Investigation 5: Finding the Binomial Distribution

New Concept

There are four conditions that need to be met for a probability experiment to qualify as a binomial experiment.

What’s next

Next, you’ll use these four conditions as a checklist to test whether different scenarios, like rolling dice or taking a test, are binomial experiments.

A binomial experiment must satisfy four conditions:

1. There are a fixed number of trials, $n$.
2. Each trial has only two possible outcomes, typically called success and failure.
3. Each trial is independent of the others.
4. The probability of success, $p$, remains the same for each trial.

Flipping a fair coin 20 times and counting heads is a classic binomial experiment. Guessing the answers on a 10-item true-or-false quiz is also binomial. Rolling a six-sided die 5 times where 'success' is rolling a 3 and 'failure' is not rolling a 3 fits the criteria.

Think of a binomial experiment as a super exclusive club with four strict rules. To get in, an event needs a set number of rounds, only two outcomes (like pass or fail), each round can't influence the next, and the chance of success must stay the same every single time. If an experiment breaks even one rule, it's out!

Some events are not binomial experiments because they have more than two outcomes. For example, when you roll two six-sided number cubes and add the values, there are 36 possible combinations, but the sums result in 11 different outcomes (from 2 to 12), which is more than two.

Rolling two dice and recording their sum is not binomial as there are 11 possible sums. Asking 30 students to name their favorite color is not binomial because there are many possible answers. Drawing three cards from a deck without replacement is not binomial because the probability changes after each draw.
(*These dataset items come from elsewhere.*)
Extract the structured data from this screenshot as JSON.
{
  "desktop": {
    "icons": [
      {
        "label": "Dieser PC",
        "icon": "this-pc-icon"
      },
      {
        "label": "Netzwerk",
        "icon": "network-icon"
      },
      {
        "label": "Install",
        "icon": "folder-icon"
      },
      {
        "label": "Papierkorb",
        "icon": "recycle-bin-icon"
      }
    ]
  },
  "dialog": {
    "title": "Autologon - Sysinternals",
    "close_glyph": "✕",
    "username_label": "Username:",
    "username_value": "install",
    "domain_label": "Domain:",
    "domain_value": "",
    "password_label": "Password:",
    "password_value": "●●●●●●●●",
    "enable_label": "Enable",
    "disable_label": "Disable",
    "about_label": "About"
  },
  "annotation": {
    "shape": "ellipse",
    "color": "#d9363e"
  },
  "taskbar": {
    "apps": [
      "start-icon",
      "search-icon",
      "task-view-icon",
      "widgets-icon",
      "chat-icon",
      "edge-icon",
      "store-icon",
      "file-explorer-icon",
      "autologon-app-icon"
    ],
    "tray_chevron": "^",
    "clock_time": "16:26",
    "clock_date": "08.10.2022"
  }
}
Why isn’t rolling two dice and adding them up a binomial experiment? It breaks the 'only two outcomes' rule! You can get a sum of 2, 3, 4, and so on, all the way to 12. That’s like a party with eleven different flavors of soda when the rules say you can only have two. It’s too complex for the binomial club!

Some events that are not naturally binomial can be structured to become binomial. This is done by redefining the outcomes into two distinct categories: 'success' and 'failure'. For example, rolling two dice can become a binomial trial if 'success' is 'the sum is greater than 3' and 'failure' is 'the sum is not'.

Rolling two dice 10 times: Redefine success as 'the sum is 7' and failure as 'the sum is not 7'. Checking the weather for 30 days: Define success as 'it rained' and failure as 'it did not rain'. Inspecting 50 phones off an assembly line: Define success as 'the phone is defective' and failure as 'the phone works perfectly'.

You can be a probability wizard and turn a complicated experiment into a simple binomial one! The secret is to group the results. Instead of tracking all 11 possible sums from rolling two dice, just decide that 'success' means 'the sum is greater than 3'. Now, every single roll is either a success or a failure—perfectly binomial!